Scheme car and cdr recursion

Question

Can someone explain to me how the recursion works in the following function? Specifically, I am interested in what happens when the function reaches its base case. Also, why is a named let used in this code? (I am not familiar with named lets)

(define (unzip list-of-pairs)
  (if (null? list-of-pairs)
   (cons '() '())
   (let ((unzipped (unzip (cdr list-of-pairs))))
         (cons (cons (car (car list-of-pairs)) (car unzipped))
               (cons (cdr (car list-of-pairs)) (cdr unzipped))))))

Answer 1

The procedure shown doesn't have anything special about it, you're just iterating over a list of this form:

'((1 . 2) (3 . 4) (5 . 6))

The only "weird" part is that the output is building two lists instead of the usual single list. As you know, when we're building a single list as output the base case is this:

(if (null? lst) '() ...)

But here, given that we're simultaneously building two lists, the base case looks like this:

(if (null? lst) (cons '() '()) ...)

The code in the question is not using a named let, it's just a plain old garden-variety let, there's nothing special about it.

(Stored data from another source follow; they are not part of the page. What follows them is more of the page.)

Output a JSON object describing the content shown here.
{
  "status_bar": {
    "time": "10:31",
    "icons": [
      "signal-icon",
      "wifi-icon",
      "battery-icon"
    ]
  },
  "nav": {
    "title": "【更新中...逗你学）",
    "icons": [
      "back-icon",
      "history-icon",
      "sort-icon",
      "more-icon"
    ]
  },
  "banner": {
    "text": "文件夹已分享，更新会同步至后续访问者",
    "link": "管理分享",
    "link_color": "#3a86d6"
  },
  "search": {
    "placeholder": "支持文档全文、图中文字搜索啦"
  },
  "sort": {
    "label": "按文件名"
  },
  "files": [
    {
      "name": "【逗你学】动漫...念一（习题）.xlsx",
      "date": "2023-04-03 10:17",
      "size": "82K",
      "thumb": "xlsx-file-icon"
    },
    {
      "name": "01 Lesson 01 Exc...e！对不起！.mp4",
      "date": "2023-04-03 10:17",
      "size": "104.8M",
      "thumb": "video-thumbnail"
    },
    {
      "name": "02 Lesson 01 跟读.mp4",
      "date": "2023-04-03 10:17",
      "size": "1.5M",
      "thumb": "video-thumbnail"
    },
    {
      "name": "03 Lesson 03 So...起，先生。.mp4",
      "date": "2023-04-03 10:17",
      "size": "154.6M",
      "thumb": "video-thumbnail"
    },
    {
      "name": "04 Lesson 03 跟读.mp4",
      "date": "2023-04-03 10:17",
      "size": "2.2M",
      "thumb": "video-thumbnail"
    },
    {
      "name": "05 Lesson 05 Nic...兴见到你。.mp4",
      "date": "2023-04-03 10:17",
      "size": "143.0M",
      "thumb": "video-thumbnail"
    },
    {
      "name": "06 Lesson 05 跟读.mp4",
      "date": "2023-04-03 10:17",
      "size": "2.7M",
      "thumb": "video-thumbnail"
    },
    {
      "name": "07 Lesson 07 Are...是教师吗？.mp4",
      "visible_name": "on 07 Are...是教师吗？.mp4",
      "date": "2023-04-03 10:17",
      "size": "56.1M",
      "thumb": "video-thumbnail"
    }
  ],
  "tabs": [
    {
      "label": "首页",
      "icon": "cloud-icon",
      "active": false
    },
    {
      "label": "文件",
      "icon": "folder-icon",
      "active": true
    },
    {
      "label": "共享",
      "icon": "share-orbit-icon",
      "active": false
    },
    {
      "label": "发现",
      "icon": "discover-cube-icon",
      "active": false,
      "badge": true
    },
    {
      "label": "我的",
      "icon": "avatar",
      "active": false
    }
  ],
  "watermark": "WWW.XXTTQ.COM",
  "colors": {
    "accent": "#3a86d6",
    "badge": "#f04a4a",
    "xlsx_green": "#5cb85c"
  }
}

It's useful because we want to call the recursion only once, given that we need to obtain two values from the recursive call.

If we don't mind being inefficient, the procedure can be written without using let, at the cost of calling the recursion two times at each step:

(define (unzip list-of-pairs)
  (if (null? list-of-pairs)
      (cons '() '())
      (cons (cons (car (car list-of-pairs))
                  (car (unzip (cdr list-of-pairs))))
            (cons (cdr (car list-of-pairs))
                  (cdr (unzip (cdr list-of-pairs)))))))

Of course, the advantage of using let is that it avoids the double recursive call.